Adapun mengenai orang yang lalai dalam menunaikan kewajiban-kewajiban, atau dia melakukan dosa-dosa besar, maka sebagian dari tokoh-tokoh Murji’ah berpendapat: tiadalah mungkin menentukan hokum bagi orang itu di dunia ini. Hal itu haruslah ditangguhkan (diserahkan saja) kepada Tuhan untuk menentukannya di hari kiamat. Dari sini timbulnya istilah ”Murji’ah”, yaitu berasal dari kata “irja’” yang berarti “menangguhkan”.[10]
I’tiqad murji’ah
a. Sudah mengetahui dalam hati atas wujudnya tuhan dan sudah percaya dalam hati kepada Rasul-rasulNya maka menjadi otomatis mukmin, walaupun mengucapkan dengan lidah hal-hal yang mengkafirkan, seperti menghina nabi, menghina al-qur’an dan lain sebagainya.
b. Golongan murji’ah juga mengatakan, bahwa orang mukmin yang percaya dalam hati adanya Tuhan dan percaya pada rasul-rasul maka ia adalah mukmin walaupun dia mengerjakan segala macam dosa besar ataupun dosa kecil. Dosa bagi kaum murji’ah tidak apa-apa kalau sudah ada iman dalam hati, sebagai keadaannya perbuatan baik tak ada gunanya kalau sudah ada kekafiran didalam hati.
c. Orang yang telah beriman dalam hatinya, tetapi ia kelihatan menyembah berhala atau membuat dosa-dosa besar yang lain, bagi murji’ah orang ini masih mukmin.
d. I’tiqad menangguhkan dari kaum murji’ah, yaitu menangguhkan orang yang bersalah sampai kemuka tuhan sampai hari kiamat, hal ini ditentang oleh kaum ahlussunnah wal jama’ah karena setiap orang yang salah harus dihukum didunia ini.
e. Kalau kita ikuti faham golongan murji’ah ini maka ayat-ayat hukum seperti menghukum pencuri dengan memotong tangan, menghukum rajam orang yang berzina, menghukum bayar kafart dan lain-lain yang banyak tersebut dalam Qur’an tidak ada gunanya lagi karena sekalian kesalahan akan ditangguhkan sampai ke muka Tuhan saja.
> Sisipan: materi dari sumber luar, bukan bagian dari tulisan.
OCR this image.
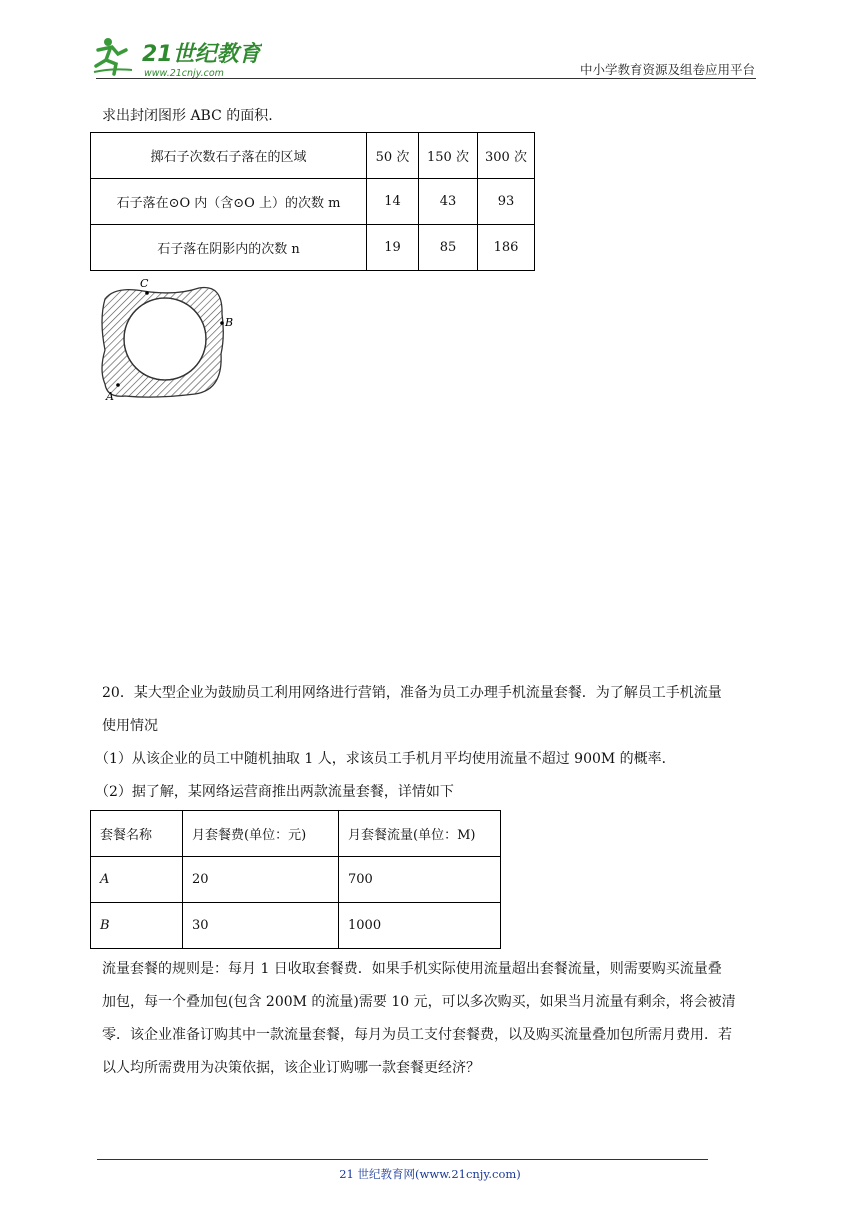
21世纪教育
www.21cnjy.com	中小学教育资源及组卷应用平台
求出封闭图形 ABC 的面积.
掷石子次数石子落在的区域	50 次	150 次	300 次
石子落在⊙O 内（含⊙O 上）的次数 m	14	43	93
石子落在阴影内的次数 n	19	85	186
C
B
A
20．某大型企业为鼓励员工利用网络进行营销，准备为员工办理手机流量套餐．为了解员工手机流量
使用情况
（1）从该企业的员工中随机抽取 1 人，求该员工手机月平均使用流量不超过 900M 的概率．
（2）据了解，某网络运营商推出两款流量套餐，详情如下
套餐名称	月套餐费(单位：元)	月套餐流量(单位：M)
A	20	700
B	30	1000
流量套餐的规则是：每月 1 日收取套餐费．如果手机实际使用流量超出套餐流量，则需要购买流量叠
加包，每一个叠加包(包含 200M 的流量)需要 10 元，可以多次购买，如果当月流量有剩余，将会被清
零．该企业准备订购其中一款流量套餐，每月为员工支付套餐费，以及购买流量叠加包所需月费用．若
以人均所需费用为决策依据，该企业订购哪一款套餐更经济？
21 世纪教育网(www.21cnjy.com)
C. SEKTE-SEKTE ALIRAN MURJI’AH
Kemunculan sekte-sekte aliran Murji’ah tampaknya dipicu oleh perbedaan pendapat di kalangan para pendukung Murji’ah sendiri. Dalam hal ini, terdapat problem yang cukup mendasar ketika para pengamat mengklasifikasikan sekte-sekte Murji’ah. Kesulitannya- antara lain- adalah ada beberapa tokoh aliran pemikiran tertentu yang diklaim oleh seorang pengamat sebagai pengikut Murji’ah, tetapi tidak diklaim oleh pengamat lain. Tokoh yang dimaksud adalah washil bin Atha dari Mu’tazilah dan Abu Hanifah dari Ahlus Sunnah.[11] Oleh karena itulah, Ash-Syahrastani, menyebutkan sekte-sekte Murji’ah sebagai berikut:[12]
a. Murji’ah Khawarij, mereka adalah Syabibiyyah (pengikut Muhammad bin Syabib) dan sebagian kelompok Shafariyyah yang tidak mempermasalahkan pelaku dosa besar.
b. Murji’ah Qadariyah, mereka adalah orang yang dipimpin oleh Ghilan Ad Damsyiki sebutan mereka Al Ghilaniah
c. Murji’ah Jabariyah, mereka adalah Jahmiyyah (para pengikut Jahm bin Shafwan), Mereka hanya mencukupkan diri dengan keyakinan dalam hati saja. Dan menurut mereka maksiat itu tidak berpengaruh pada iman dan bahwasanya ikrar dengan lisan dan amal bukan dari iman.
d. Murji’ah Murni, mereka adalah kelompok yang oleh para ulama diperselisihkan jumlahnya.
e. Murji’ah Sunni, mereka adalah para pengikut Hanafi, termasuk di dalamnya adalah Abu Hanifah dan gurunya Hammad bin Abi Sulaiman juga orang-orang yang mengikuti mereka dari golongan Murji’ah Kufah dan yang lainnya. Mereka ini adalah orang-orang yang mengakhirkan amal dari hakekat iman.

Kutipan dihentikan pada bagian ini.